Watching your small business grow is pretty much a dream scenario for any entrepreneur. But growth that happens too fast can also have negative consequences for the business, especially if you’re not prepared to handle it. Limited funds and manpower might result in struggling to keep up with it, or you might end up overestimating the expansion and making costly mistakes.
With that said, this stage of a business’s life cycle doesn’t have to be overwhelming — here are five steps that can help turn that growth into success:
1. Analyze your growth
Conducting a business analysis is a must, whether growth happens by chance or a result of consistent hard work. Doing a SWOT analysis — which stands for strengths, weaknesses, opportunities, and threats — can help you figure out what you’re doing right, as well as the points you can still improve on. This process can also help you understand what gives you an edge over your competition, and identify the ways you can stick to your business’s core values and objectives as you expand.
2. Manage your finances
As more money comes in, the more you need to be diligent about financial management. Now is not the time to get complacent or frivolous with your budget given that growth also means added expenses. Handling finances means staying on top of your revenue, expenses, invoicing, taxes, and debt, among other things. Scaling a business is also a good time to reevaluate or refinance your loans to get a better deal now that your profits are growing. Lenders will consider you as less of a risk given your new projections and will be able to provide better rates for your business loan.
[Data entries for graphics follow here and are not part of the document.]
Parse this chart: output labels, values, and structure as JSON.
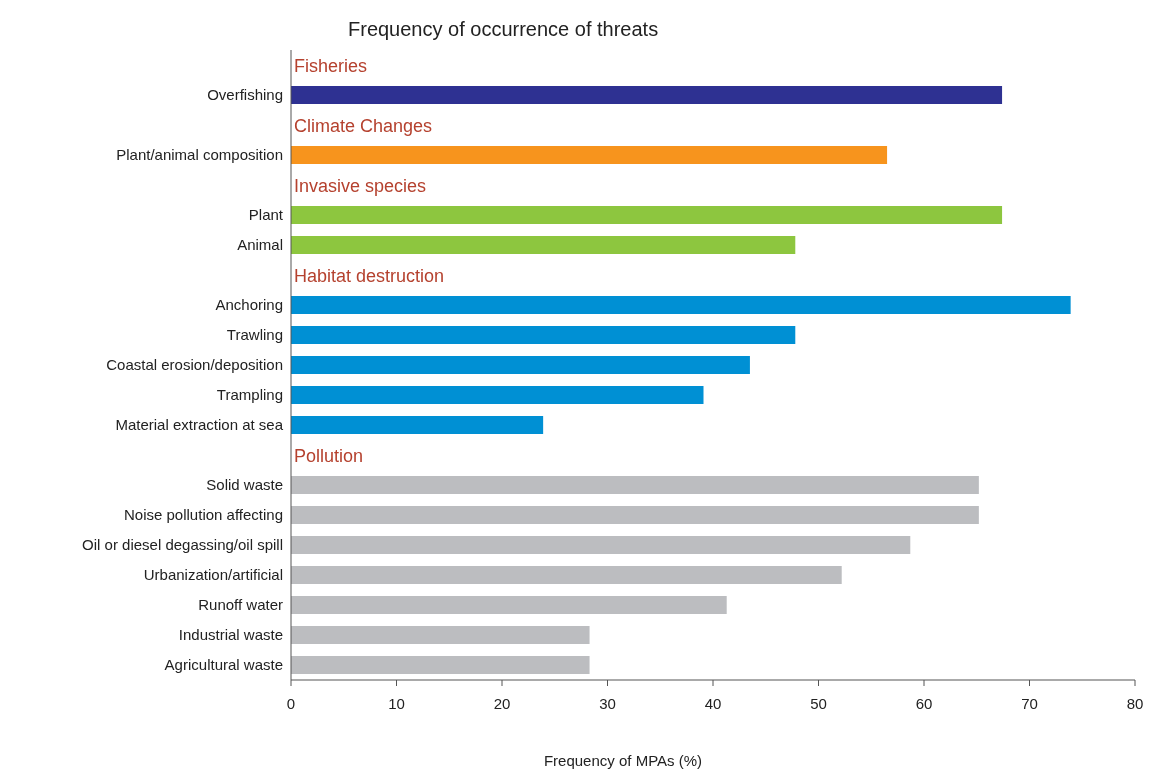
{
  "chart_data": {
    "type": "bar",
    "orientation": "horizontal",
    "title": "Frequency of occurrence of threats",
    "xlabel": "Frequency of MPAs (%)",
    "categories": [
      null,
      "Overfishing",
      null,
      "Plant/animal composition",
      null,
      "Plant",
      "Animal",
      null,
      "Anchoring",
      "Trawling",
      "Coastal erosion/deposition",
      "Trampling",
      "Material extraction at sea",
      null,
      "Solid waste",
      "Noise pollution affecting",
      "Oil or diesel degassing/oil spill",
      "Urbanization/artificial",
      "Runoff water",
      "Industrial waste",
      "Agricultural waste"
    ],
    "values": [
      null,
      67.4,
      null,
      56.5,
      null,
      67.4,
      47.8,
      null,
      73.9,
      47.8,
      43.5,
      39.1,
      23.9,
      null,
      65.2,
      65.2,
      58.7,
      52.2,
      41.3,
      28.3,
      28.3
    ],
    "colors": [
      "#ffffff",
      "#2e3192",
      "#ffffff",
      "#f7941d",
      "#ffffff",
      "#8dc63f",
      "#8dc63f",
      "#ffffff",
      "#0090d4",
      "#0090d4",
      "#0090d4",
      "#0090d4",
      "#0090d4",
      "#ffffff",
      "#bcbdc0",
      "#bcbdc0",
      "#bcbdc0",
      "#bcbdc0",
      "#bcbdc0",
      "#bcbdc0",
      "#bcbdc0"
    ],
    "xlim": [
      0,
      80
    ],
    "xticks": [
      0,
      10,
      20,
      30,
      40,
      50,
      60,
      70,
      80
    ],
    "annotations": [
      "Fisheries",
      "Climate Changes",
      "Invasive species",
      "Habitat destruction",
      "Pollution"
    ]
  }
}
But if your business is growing a lot faster than you expected, consider outsourcing professional financial services like accounting or bookkeeping. This reduces the chances of making errors that might end up hurting you or your business.
3. Update your business structure
Being a solo proprietorship or partnership is the default structure for most entrepreneurs and small businesses. However, growth signals the time to reconsider and update the legal structure of your business, especially if you want to separate the personal from the professional.
A limited liability company (LLC) is your next best option for a small business owner as it grants you legal and tax advantages as with corporations. More specifically, LLCs are taxed directly to the members. The main benefit of an LLC, though, is the protection of the owners from legal ramifications such as debt or lawsuits. The process of forming an LLC is not very complicated and can be done in a few steps with the help of a registered agent in your state. Updating your business structure is an important consideration. This is because as your business grows it will add both a layer of legitimacy and security to you and your business.
4. Build the right team
When recruiting employees for your small business, you first need to evaluate how a new hire will fit into the growth plan for your business. This will help you create a clear job description which is essential to establishing work expectations. Having that clarity from the get-go ensures that no time is wasted on onboarding new employees, which can be a costly and lengthy process. Another option is to hire a professional head-hunter who can bring in the right people for your business. Outsourcing this process can give you more time to focus on other aspects of the business without compromising the quality of your growing team.
5. Prioritize customer service
Neglecting your customers’ experience is a missed opportunity given that consumers trust small businesses more than large companies. To use this to your advantage, you need to continue making customer service a priority primarily by training staff to competently address your clientele’s needs. Make sure to respond to feedback you receive, reward your loyal customers, and provide them with a more personalized experience. Regardless of the size of your business, you want to keep your customers satisfied — they are, after all, the reason behind your growth!